It is often noted that 3 billion of the world’s poorest people live on less than $2 a day. In the US, where the cost of living is far higher, $7 a day is only enough to guarantee a life of destitution. The fact that 60 million people live in such dire poverty—and tens of millions more could face the same fate if they lost their jobs or confronted some other financial catastrophe—is a damning indictment of American capitalism and the free market model it touts around the world.

The levels of social stratification and inequality in the US are incompatible with genuine democracy. Political life in America is completely subordinated to the needs of a financial aristocracy whose pursuit of ever greater levels of personal wealth constantly collides with the social needs and democratic rights of the broad masses of people in the US and internationally. The needs of this elite—for further wars of conquest, tax cuts, the elimination of social programs and a drastic reduction of living standards—cannot be imposed, in the final analysis, without recourse to authoritarian means.

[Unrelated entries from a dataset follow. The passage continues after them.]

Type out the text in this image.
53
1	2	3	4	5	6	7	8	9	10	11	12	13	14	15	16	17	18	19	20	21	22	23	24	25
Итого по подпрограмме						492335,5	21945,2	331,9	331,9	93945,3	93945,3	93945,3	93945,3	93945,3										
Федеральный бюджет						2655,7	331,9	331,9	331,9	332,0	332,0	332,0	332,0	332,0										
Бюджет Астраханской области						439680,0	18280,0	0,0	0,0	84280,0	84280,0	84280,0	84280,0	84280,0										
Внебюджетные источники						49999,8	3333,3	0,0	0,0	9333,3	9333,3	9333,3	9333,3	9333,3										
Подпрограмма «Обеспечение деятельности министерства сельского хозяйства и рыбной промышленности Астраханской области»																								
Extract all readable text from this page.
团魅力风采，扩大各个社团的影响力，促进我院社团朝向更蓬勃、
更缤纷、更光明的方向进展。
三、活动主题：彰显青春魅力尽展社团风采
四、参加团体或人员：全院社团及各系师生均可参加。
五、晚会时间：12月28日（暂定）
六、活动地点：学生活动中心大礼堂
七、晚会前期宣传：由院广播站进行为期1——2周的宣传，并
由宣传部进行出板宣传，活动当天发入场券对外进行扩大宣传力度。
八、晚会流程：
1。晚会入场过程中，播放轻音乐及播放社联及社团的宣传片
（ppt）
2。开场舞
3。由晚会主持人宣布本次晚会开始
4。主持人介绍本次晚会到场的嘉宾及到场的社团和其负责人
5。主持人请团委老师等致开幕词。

The social transformation that has occurred over the last 25 years has coincided with a shift to the right by both big business parties and in particular the abandonment of any program of social reforms by the Democratic Party, whose leading personal, such as House Speaker Nancy Pelosi and leading presidential contender Senator Hillary Clinton, are themselves multimillionaires. Insulated from the majority of the people and unwilling and unable to respond to their needs and concerns, the leading members of the incoming Democratic majority in Congress have already made it clear that they will not roll back the Bush-era tax cuts that have helped bring unimaginable wealth to their real constituents.